Last weekend, my friend Sara (the same mentioned in the previous entry on movie watching) and I were brunching at Highland Bakery to do gather material for her new endeavor, Howdy Foodie, the Atlanta Food Guide for the GastroVegetarian. While enjoying our delicious assorted muffin basket an old acquaintance of mine from high school strolled over to our table. Introductions were exchanged, hands were shaken, and then he left us to return to his own brunch partners. After he left Sara looked at me and said in a very concerned manner, "He has a very weak handshake." Needless to say this spawned the conversation topic of the importance of a good handshake.
Handshakes are one of the most important ways of judging a person at first introduction. A weak handshake is is too passive and suggests the person can't hold their own, even in a simple grip with another. Too firm of a handshake is overpowering and brutish. The ideal handshake is firm, not too long but not so short that it seems like you are running away from your fellow hand-shakers embrace. I have always prided myself on having a good handshake and have never been concerned about the way other people will perceive me based upon it. What about Ben though? He could destroy any opportunity for being taken seriously in the professional world with the dead fish of a hand he is passing off as an introduction.

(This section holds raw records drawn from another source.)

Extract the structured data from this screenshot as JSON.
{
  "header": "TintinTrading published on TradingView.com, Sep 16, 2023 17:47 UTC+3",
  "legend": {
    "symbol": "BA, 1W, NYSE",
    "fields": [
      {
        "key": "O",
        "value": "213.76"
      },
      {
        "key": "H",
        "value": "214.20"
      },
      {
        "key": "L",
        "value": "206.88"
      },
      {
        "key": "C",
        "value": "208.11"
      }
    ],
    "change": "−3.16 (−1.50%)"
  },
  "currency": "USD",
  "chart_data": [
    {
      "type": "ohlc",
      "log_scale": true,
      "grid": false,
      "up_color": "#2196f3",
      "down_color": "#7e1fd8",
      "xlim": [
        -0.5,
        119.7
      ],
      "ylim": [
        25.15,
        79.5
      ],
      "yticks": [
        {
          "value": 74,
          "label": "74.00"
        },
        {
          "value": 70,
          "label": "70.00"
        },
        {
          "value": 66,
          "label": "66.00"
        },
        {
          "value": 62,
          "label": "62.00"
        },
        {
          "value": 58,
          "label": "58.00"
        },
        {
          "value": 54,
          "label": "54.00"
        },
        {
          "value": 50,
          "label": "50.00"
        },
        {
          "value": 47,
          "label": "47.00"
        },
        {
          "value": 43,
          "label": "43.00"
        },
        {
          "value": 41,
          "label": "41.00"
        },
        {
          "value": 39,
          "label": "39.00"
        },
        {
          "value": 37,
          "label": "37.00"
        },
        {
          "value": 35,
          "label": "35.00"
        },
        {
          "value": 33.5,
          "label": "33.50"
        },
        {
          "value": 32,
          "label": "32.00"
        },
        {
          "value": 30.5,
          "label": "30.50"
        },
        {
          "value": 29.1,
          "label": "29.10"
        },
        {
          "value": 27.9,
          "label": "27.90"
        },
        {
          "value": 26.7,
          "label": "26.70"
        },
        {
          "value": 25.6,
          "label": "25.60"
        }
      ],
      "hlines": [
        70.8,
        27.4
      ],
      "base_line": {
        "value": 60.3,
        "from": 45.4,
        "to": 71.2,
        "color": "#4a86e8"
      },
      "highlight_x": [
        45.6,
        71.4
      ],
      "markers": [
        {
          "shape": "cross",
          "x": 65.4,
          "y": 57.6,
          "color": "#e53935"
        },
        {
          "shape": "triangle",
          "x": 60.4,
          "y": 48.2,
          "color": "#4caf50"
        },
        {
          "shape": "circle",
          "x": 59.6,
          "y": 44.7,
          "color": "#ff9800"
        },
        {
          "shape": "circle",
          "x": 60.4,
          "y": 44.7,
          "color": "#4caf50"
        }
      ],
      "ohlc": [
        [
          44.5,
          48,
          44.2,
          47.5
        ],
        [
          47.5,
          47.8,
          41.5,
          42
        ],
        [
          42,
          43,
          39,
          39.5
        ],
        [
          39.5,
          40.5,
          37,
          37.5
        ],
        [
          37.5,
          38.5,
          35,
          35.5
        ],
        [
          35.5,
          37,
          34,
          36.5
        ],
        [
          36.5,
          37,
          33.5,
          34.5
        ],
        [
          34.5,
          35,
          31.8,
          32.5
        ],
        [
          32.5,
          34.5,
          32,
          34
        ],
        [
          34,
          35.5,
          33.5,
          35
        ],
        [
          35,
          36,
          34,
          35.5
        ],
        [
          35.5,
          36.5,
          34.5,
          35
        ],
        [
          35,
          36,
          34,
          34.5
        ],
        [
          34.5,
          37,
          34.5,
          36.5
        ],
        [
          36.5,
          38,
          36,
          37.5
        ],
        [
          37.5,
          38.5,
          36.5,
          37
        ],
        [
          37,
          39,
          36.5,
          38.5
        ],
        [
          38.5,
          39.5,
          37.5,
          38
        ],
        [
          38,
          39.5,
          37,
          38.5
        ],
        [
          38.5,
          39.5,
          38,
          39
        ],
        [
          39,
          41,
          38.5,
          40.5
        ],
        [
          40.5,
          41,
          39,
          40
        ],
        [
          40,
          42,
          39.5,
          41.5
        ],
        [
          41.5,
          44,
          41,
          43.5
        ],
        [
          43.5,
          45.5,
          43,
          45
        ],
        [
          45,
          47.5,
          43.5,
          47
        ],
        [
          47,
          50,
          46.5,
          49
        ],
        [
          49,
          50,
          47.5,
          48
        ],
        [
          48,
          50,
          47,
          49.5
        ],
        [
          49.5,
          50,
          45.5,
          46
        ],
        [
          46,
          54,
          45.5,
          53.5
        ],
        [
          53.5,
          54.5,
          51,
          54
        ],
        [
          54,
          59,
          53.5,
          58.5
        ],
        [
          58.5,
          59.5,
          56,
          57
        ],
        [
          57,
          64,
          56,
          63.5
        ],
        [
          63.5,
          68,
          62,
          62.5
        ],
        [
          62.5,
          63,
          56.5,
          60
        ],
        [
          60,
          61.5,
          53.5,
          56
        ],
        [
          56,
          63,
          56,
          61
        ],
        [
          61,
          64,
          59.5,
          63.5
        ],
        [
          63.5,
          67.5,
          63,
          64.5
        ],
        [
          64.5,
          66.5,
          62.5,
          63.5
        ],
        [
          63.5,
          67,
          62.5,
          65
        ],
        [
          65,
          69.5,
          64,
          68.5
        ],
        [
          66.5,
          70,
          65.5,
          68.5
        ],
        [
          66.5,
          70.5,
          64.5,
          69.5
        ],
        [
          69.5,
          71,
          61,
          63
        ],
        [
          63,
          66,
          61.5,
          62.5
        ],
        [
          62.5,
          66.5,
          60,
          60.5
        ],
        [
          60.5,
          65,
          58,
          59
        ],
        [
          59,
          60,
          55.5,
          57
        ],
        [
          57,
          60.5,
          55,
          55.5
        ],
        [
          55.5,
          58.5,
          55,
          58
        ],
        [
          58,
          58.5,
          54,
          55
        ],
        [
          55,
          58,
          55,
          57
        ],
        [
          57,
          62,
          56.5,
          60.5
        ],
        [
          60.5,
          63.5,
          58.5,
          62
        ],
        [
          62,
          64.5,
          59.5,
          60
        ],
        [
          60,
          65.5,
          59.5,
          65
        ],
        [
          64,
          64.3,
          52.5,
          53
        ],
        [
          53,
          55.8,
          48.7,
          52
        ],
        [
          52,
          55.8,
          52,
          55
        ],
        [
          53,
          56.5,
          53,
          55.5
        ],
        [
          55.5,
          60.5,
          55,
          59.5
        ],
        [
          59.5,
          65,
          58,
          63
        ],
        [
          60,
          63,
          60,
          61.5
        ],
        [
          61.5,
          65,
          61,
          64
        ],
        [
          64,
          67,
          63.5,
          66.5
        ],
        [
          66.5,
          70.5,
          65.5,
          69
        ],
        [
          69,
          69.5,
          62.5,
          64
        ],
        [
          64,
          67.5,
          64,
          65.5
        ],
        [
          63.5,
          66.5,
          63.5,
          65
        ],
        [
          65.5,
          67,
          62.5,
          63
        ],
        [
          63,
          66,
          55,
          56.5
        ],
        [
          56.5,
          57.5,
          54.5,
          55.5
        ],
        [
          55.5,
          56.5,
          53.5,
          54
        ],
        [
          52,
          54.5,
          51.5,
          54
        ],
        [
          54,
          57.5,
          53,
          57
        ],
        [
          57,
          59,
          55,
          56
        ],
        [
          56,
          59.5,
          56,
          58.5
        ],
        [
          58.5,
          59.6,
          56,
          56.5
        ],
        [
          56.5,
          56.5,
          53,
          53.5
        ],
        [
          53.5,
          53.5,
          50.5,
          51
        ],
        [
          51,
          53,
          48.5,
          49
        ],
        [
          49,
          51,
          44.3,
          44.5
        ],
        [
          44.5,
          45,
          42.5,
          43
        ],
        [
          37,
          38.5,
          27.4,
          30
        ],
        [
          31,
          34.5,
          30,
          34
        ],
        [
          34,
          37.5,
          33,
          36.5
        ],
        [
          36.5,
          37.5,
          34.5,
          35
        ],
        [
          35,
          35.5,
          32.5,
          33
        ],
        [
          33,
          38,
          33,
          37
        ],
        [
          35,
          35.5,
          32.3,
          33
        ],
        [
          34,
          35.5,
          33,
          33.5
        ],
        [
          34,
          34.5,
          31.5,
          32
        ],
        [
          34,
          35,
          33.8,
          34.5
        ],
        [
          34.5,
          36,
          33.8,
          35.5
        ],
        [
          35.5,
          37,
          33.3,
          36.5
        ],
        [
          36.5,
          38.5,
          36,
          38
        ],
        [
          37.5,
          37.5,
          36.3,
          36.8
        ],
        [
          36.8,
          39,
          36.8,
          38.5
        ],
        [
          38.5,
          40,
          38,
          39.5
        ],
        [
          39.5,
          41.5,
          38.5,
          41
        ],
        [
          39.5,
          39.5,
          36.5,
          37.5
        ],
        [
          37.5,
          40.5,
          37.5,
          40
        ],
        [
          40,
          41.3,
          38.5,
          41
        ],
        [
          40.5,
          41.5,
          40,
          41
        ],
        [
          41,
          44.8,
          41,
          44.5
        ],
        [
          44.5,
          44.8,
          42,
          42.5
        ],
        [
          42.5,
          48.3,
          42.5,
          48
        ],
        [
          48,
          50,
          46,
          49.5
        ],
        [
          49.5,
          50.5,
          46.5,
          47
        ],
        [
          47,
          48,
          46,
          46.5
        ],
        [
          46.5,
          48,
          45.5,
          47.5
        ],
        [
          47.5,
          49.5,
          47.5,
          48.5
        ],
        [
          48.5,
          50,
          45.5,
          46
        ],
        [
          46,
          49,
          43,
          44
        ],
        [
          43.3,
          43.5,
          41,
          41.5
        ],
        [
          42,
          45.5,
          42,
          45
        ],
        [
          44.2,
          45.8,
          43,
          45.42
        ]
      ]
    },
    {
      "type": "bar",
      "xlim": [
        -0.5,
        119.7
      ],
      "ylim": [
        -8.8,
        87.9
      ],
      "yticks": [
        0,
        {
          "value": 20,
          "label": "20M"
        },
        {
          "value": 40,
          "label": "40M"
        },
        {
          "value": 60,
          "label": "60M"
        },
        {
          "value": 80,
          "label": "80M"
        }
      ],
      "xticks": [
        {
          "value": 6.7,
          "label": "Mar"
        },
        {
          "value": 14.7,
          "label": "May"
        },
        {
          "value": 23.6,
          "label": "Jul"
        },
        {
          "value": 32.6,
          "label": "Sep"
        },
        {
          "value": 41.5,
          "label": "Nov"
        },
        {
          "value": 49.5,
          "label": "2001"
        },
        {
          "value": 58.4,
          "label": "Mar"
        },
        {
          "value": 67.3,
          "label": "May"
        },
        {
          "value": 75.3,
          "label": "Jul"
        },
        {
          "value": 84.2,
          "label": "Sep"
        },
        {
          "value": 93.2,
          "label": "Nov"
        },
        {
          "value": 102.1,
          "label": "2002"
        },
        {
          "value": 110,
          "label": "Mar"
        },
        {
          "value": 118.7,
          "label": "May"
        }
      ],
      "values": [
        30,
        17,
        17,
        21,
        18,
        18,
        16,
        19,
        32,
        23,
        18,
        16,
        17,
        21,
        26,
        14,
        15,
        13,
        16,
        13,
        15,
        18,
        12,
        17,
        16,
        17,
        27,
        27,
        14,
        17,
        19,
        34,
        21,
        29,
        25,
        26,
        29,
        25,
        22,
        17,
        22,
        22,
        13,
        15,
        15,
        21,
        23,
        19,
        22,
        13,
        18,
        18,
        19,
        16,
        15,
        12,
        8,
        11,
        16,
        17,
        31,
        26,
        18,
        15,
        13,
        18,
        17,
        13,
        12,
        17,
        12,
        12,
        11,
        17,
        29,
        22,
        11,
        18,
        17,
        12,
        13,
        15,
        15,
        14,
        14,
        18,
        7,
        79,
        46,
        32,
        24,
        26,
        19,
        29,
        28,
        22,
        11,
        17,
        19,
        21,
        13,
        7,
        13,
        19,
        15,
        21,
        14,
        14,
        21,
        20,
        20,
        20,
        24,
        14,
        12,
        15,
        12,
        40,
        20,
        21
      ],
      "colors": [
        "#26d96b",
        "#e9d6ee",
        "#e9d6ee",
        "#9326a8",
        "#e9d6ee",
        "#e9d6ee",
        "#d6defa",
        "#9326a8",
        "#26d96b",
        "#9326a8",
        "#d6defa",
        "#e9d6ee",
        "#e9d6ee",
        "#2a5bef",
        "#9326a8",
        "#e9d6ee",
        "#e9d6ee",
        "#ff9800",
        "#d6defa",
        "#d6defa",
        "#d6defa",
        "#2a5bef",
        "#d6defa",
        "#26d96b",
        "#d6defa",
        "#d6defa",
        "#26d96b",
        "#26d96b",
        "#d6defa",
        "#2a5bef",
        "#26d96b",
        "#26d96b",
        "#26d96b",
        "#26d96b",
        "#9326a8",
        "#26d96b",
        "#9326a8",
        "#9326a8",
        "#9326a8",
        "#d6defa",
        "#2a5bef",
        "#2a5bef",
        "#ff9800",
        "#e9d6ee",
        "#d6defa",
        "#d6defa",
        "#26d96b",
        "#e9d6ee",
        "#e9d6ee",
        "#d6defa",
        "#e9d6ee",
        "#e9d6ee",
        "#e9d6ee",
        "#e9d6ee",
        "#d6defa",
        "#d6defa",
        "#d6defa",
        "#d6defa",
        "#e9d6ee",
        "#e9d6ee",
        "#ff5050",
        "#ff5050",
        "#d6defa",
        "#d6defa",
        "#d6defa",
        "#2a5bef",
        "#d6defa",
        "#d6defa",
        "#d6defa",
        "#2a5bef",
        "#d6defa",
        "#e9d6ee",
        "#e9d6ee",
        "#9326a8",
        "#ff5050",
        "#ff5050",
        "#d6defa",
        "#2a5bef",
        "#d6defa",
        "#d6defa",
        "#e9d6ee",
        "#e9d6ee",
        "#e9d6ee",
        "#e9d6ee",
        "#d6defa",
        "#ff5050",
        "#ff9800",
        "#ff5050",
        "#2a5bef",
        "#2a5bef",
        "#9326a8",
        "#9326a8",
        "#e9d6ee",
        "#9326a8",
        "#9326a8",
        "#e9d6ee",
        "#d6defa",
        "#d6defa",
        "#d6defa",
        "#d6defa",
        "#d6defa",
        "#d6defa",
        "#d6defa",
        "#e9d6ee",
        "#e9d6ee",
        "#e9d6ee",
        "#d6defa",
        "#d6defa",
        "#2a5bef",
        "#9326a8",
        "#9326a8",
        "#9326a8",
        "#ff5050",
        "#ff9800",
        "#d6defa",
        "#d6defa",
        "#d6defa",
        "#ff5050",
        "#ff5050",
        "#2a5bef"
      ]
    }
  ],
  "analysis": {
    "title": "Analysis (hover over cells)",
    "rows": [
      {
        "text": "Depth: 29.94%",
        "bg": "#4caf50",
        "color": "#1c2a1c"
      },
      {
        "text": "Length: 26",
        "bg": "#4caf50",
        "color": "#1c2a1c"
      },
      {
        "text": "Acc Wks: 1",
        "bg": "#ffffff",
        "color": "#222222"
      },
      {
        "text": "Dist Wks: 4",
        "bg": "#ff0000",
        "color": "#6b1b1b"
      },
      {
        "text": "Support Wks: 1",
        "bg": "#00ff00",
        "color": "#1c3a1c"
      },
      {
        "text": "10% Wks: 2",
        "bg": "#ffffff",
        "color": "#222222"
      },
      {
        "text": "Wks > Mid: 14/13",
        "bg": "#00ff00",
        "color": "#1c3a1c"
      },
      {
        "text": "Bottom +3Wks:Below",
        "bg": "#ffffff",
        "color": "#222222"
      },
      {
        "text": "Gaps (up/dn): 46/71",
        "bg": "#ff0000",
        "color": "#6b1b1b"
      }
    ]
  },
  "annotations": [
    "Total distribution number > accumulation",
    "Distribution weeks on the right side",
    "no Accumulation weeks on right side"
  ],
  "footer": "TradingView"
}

As the Director of First Impressions I began to think about this seriously. Would I hire someone with a weak handshake over someone with an assuring, self-possessed demeanor about their hand. Probably not. The first handshake is like the first kiss. If you can't get it right the first time, you probably are not going to get an opportunity for the second. So I say this as a word of caution: Be confident in your handshake and fear not the grip of another's hand.